Quite why Bolton Wanderers chose the music of then-septuagenarian James Brown to try and win back a lost generation of young fans was never clear, but when you glanced around the Reebok, the whole place just … felt good.
Every time Bolton hit the back of the net, the stadium’s legendary PA announcer Colin McGreavy would hit play, and the Godfather of Soul would launch into the chorus of his most famous hit. Not everyone liked it. There are dyed-in-the-wool fans who would rather chew a mouthful of rancid tripe than see their club bring that goal music back, but it was the early noughties, and it worked—just like Sam Allardyce’s Wanderers—an eclectic mix of oddities and artisans grabbed from all four corners of the globe. Nobody on the outside really ‘got it’, and, in truth, it probably was a footballing experiment that could never be as successful again. But this was a world that had not quite tallied with Bosman, was not saturated by data, and Big Sam—who had a firm grip on both—took maximum advantage.
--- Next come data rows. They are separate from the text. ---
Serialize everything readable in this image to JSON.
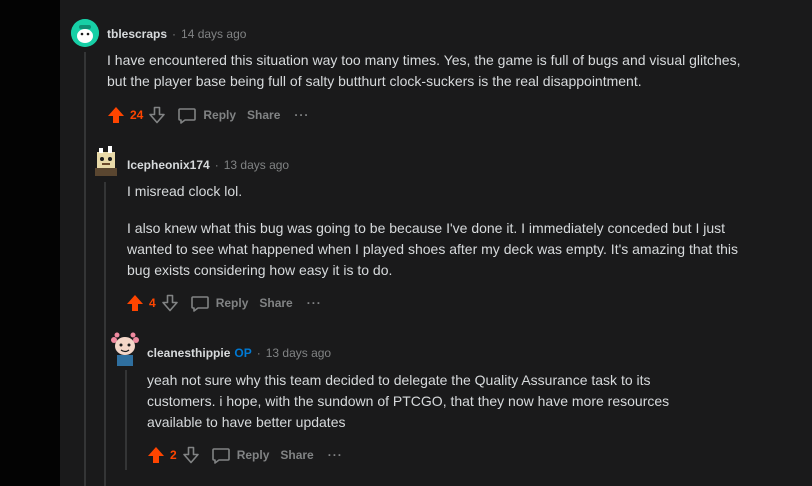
{
  "comments": [
    {
      "username": "tblescraps",
      "time": "14 days ago",
      "paragraphs": [
        "I have encountered this situation way too many times. Yes, the game is full of bugs and visual glitches, but the player base being full of salty butthurt clock-suckers is the real disappointment."
      ],
      "votes": "24",
      "reply_label": "Reply",
      "share_label": "Share",
      "more_label": "···"
    },
    {
      "username": "Icepheonix174",
      "time": "13 days ago",
      "paragraphs": [
        "I misread clock lol.",
        "I also knew what this bug was going to be because I've done it. I immediately conceded but I just wanted to see what happened when I played shoes after my deck was empty. It's amazing that this bug exists considering how easy it is to do."
      ],
      "votes": "4",
      "reply_label": "Reply",
      "share_label": "Share",
      "more_label": "···"
    },
    {
      "username": "cleanesthippie",
      "op_badge": "OP",
      "time": "13 days ago",
      "paragraphs": [
        "yeah not sure why this team decided to delegate the Quality Assurance task to its customers. i hope, with the sundown of PTCGO, that they now have more resources available to have better updates"
      ],
      "votes": "2",
      "reply_label": "Reply",
      "share_label": "Share",
      "more_label": "···"
    }
  ],
  "colors": {
    "background": "#030303",
    "panel": "#1a1a1b",
    "text": "#d7dadc",
    "muted": "#818384",
    "upvote": "#ff4500",
    "op": "#0079d3",
    "thread_line": "#343536"
  },
  "icons": [
    "avatar-tblescraps",
    "avatar-icepheonix174",
    "avatar-cleanesthippie",
    "upvote-arrow-icon",
    "downvote-arrow-icon",
    "comment-bubble-icon"
  ]
}
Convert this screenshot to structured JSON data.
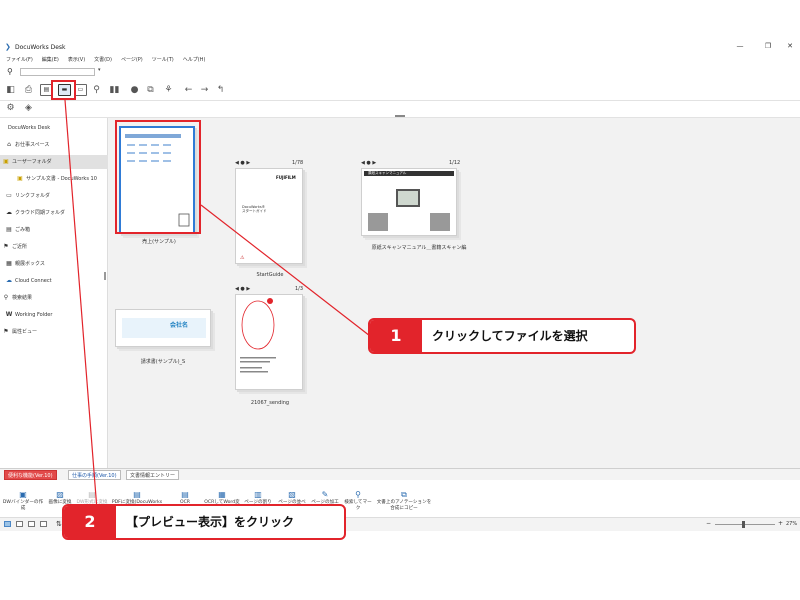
{
  "window": {
    "title": "DocuWorks Desk",
    "minimize": "—",
    "maximize": "❐",
    "close": "✕"
  },
  "menu": [
    "ファイル(F)",
    "編集(E)",
    "表示(V)",
    "文書(D)",
    "ページ(P)",
    "ツール(T)",
    "ヘルプ(H)"
  ],
  "search": {
    "placeholder": ""
  },
  "sidebar": {
    "items": [
      {
        "label": "DocuWorks Desk",
        "icon": ""
      },
      {
        "label": "お仕事スペース",
        "icon": "⌂"
      },
      {
        "label": "ユーザーフォルダ",
        "icon": "▣"
      },
      {
        "label": "サンプル文書 - DocuWorks 10",
        "icon": "▣"
      },
      {
        "label": "リンクフォルダ",
        "icon": "▭"
      },
      {
        "label": "クラウド同期フォルダ",
        "icon": "☁"
      },
      {
        "label": "ごみ箱",
        "icon": "▤"
      },
      {
        "label": "ご近所",
        "icon": "⚑"
      },
      {
        "label": "親展ボックス",
        "icon": "▦"
      },
      {
        "label": "Cloud Connect",
        "icon": "☁"
      },
      {
        "label": "検索結果",
        "icon": "⚲"
      },
      {
        "label": "Working Folder",
        "icon": "W"
      },
      {
        "label": "属性ビュー",
        "icon": "⚑"
      }
    ]
  },
  "documents": [
    {
      "label": "売上(サンプル)",
      "pages": ""
    },
    {
      "label": "StartGuide",
      "pages": "1/78",
      "brand": "FUJIFILM",
      "cover_text": "DocuWorks®\nスタートガイド"
    },
    {
      "label": "原紙スキャンマニュアル＿書籍スキャン編",
      "pages": "1/12",
      "cover_text": "原紙スキャンマニュアル"
    },
    {
      "label": "請求書(サンプル)_S",
      "pages": "",
      "cover_text": "会社名"
    },
    {
      "label": "21067_sending",
      "pages": "1/3"
    }
  ],
  "tabs": [
    {
      "label": "便利な機能(Ver.10)"
    },
    {
      "label": "仕事の手順(Ver.10)"
    },
    {
      "label": "文書情報エントリー"
    }
  ],
  "plugins": [
    {
      "label": "DWバインダーの作成"
    },
    {
      "label": "画像に変換"
    },
    {
      "label": "DW形式に変換"
    },
    {
      "label": "PDFに変換(DocuWorks PDF)"
    },
    {
      "label": "OCR"
    },
    {
      "label": "OCRしてWord変換"
    },
    {
      "label": "ページの割り付け"
    },
    {
      "label": "ページの並べ替え"
    },
    {
      "label": "ページの加工"
    },
    {
      "label": "検索してマーク"
    },
    {
      "label": "文書上のアノテーションを合成にコピー"
    }
  ],
  "status": {
    "zoom": "27%"
  },
  "callouts": [
    {
      "number": "1",
      "text": "クリックしてファイルを選択"
    },
    {
      "number": "2",
      "text": "【プレビュー表示】をクリック"
    }
  ],
  "colors": {
    "annotation_red": "#e2242b",
    "active_tab": "#e24a4a",
    "accent_blue": "#2b6cb0"
  }
}
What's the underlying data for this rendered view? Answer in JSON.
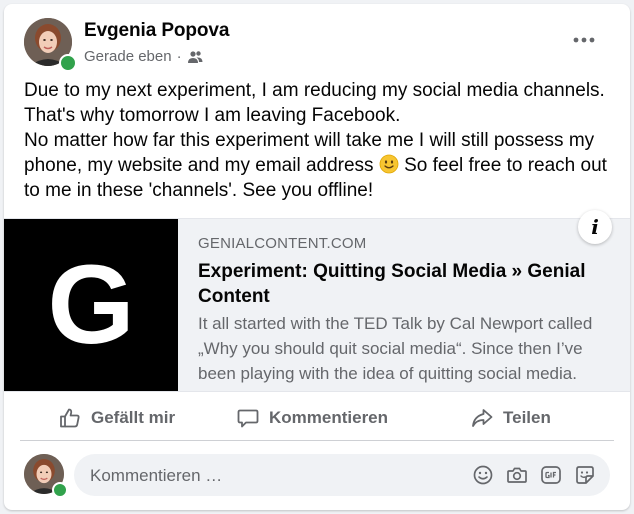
{
  "post": {
    "author": "Evgenia Popova",
    "timestamp": "Gerade eben",
    "separator": "·",
    "audience_icon": "friends-icon",
    "text_lines": [
      "Due to my next experiment, I am reducing my social media channels. That's why tomorrow I am leaving Facebook.",
      "No matter how far this experiment will take me I will still possess my phone, my website and my email address",
      "So feel free to reach out to me in these 'channels'. See you offline!"
    ],
    "inline_emoji": "slightly-smiling-face-emoji"
  },
  "link_preview": {
    "thumbnail_letter": "G",
    "domain": "GENIALCONTENT.COM",
    "title": "Experiment: Quitting Social Media » Genial Content",
    "description": "It all started with the TED Talk by Cal Newport called „Why you should quit social media“. Since then I’ve been playing with the idea of quitting social media.",
    "info_label": "i"
  },
  "actions": {
    "like_label": "Gefällt mir",
    "comment_label": "Kommentieren",
    "share_label": "Teilen"
  },
  "comment_composer": {
    "placeholder": "Kommentieren …",
    "icons": [
      "emoji-icon",
      "camera-icon",
      "gif-icon",
      "sticker-icon"
    ]
  },
  "colors": {
    "secondary_text": "#65676b",
    "online_green": "#31a24c",
    "background": "#f0f2f5"
  }
}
There is a good argument to suggest Allardyce is the Premier League’s greatest-ever salesman. Against all logic, he convinced Nigerian legend Jay-Jay Okocha to drive nine hours on his own from his base in Paris, park his car outside Bolton’s reception, walk into the office, and scribble a contract there and then.
French World Cup winner Youri Djorkaeff was wined, dined and signed without letting him anywhere near the ramshackle training ground at Euxton, and Real Madrid legend Fernando Hierro was convinced into bringing his family to England for a year, the deal sweetened by a man with a van delivering a washing machine.
Let’s be honest: Bolton is not a fashionable destination. An urban Lancastrian hub of the Industrial Revolution, the town’s club had hit its peak between the 1920s and late fifties, winning four FA Cups. It remains to this day the team which has spent the longest time in the top flight without ever actually lifting the title.
Following the abolition of the maximum wage, Bolton and clubs of similar ilk simply couldn’t keep up. There were a couple of mini revivals. Frank Worthington and Peter Reid led the team back into the First Division in the swaggering late seventies, and Bruce Rioch paved the way for a job at Arsenal by taking the Trotters out of the doldrums once again in the early nineties, propelled by stars like John McGinlay, Jason McAteer and Alan Stubbs.
But what happened under Allardyce, well, that was something special.